|This weekly bulletin insert complements the curriculum published by the Department of Christian Education of the Orthodox Church in America. This and many other Christian Education resources are available at http://dce.oca.org.|
On January 12 and 13 we read from the letter of James (3:1-4:6), who writes about the gift of speech. He describes the power speech can have for good or evil, depending on how we use it. Though the tongue is a very small instrument, he writes, it is a fire, and even a huge forest can be set ablaze by a tiny fire.
James strikingly contrasts the two ways we can use our tongues to speak: "With it we bless the Lord and Father, and with it we curse those who are made in the likeness of God. From the same mouth come blessing and cursing. My brothers and sisters, this ought not to be so. Does a spring pour forth from the same opening both fresh and brackish water? Can a fig tree, my brothers and sisters, yield olives, or a grapevine yield figs? No more can salt water yield fresh" (3:9-12).
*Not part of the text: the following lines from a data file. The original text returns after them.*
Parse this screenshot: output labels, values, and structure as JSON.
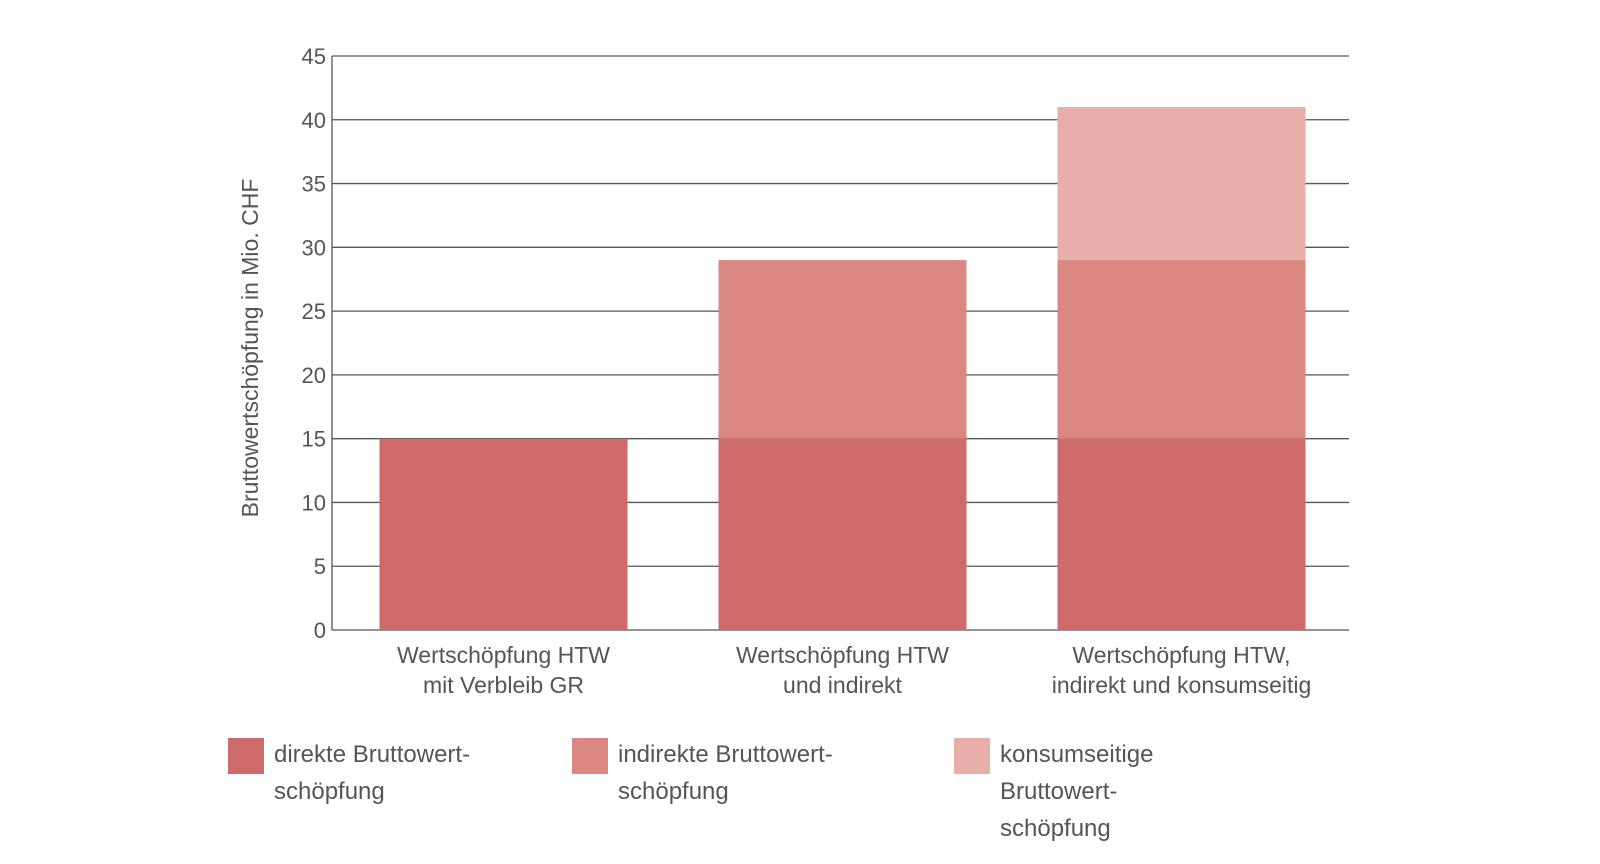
{
  "chart_data": {
    "type": "bar",
    "stacked": true,
    "categories": [
      [
        "Wertschöpfung HTW",
        "mit Verbleib GR"
      ],
      [
        "Wertschöpfung HTW",
        "und indirekt"
      ],
      [
        "Wertschöpfung HTW,",
        "indirekt und konsumseitig"
      ]
    ],
    "series": [
      {
        "name": "direkte Bruttowertschöpfung",
        "legend_lines": [
          "direkte Bruttowert-",
          "schöpfung"
        ],
        "color": "#cf6a6a",
        "values": [
          15,
          15,
          15
        ]
      },
      {
        "name": "indirekte Bruttowertschöpfung",
        "legend_lines": [
          "indirekte Bruttowert-",
          "schöpfung"
        ],
        "color": "#d98780",
        "values": [
          0,
          14,
          14
        ]
      },
      {
        "name": "konsumseitige Bruttowertschöpfung",
        "legend_lines": [
          "konsumseitige Bruttowert-",
          "schöpfung"
        ],
        "color": "#e7aeaa",
        "values": [
          0,
          0,
          12
        ]
      }
    ],
    "ylabel": "Bruttowertschöpfung in Mio. CHF",
    "xlabel": "",
    "ylim": [
      0,
      45
    ],
    "yticks": [
      0,
      5,
      10,
      15,
      20,
      25,
      30,
      35,
      40,
      45
    ],
    "grid": true,
    "legend_position": "bottom"
  }
}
But it is not only the way we speak that's important. We also need to be sure that the particular words we choose are meaningful, and faithful to the truth. Empty words, meaningless chattering words, are a waste of the gift of speech, and lies of course are violations of the purpose of speech. On the 13th we remember a saint who wrote about the need for meaningful and truthful words. He is Hilary of Poitiers.
Born in Poitiers, France, Hilary had an excellent education which included Greek—unusual for a fourth-century Western European. Married and a father, he was so admired in Poitiers that he was elected bishop in about 353. But only three years later he was banished to Phrygia for several years. This was the result of his arguments against heretical Arian teachings. His writings, and his defense of Saint Athanasius, were so compelling that he is sometimes called the "Athanasius of the West." But the emperor was not pleased, and allowed Hilary's enemies to banish him.
Even in exile, Hilary continued to govern his diocese in France. It was during this time that he studied some of the Eastern Fathers' writings, and deepened his understanding of the Church's teachings about the Trinity. This enabled him to write about the importance of using the right words, both meaningful and true, to speak about the Three Divine Persons: "For one to attempt to speak of God in terms more precise than He Himself has used—to undertake such a thing is to embark upon the boundless, to dare the incomprehensible. He fixed the names of His nature: Father, Son, and Holy Spirit. Whatever is sought over and above this is beyond the limits of perception, beyond the embrace of understanding."
Saint Hilary would object to the modern effort to find words other than Father, Son and Holy Spirit to identify the Persons of the Trinity. He would agree with James that words and speech are important, because both have been given to us by God.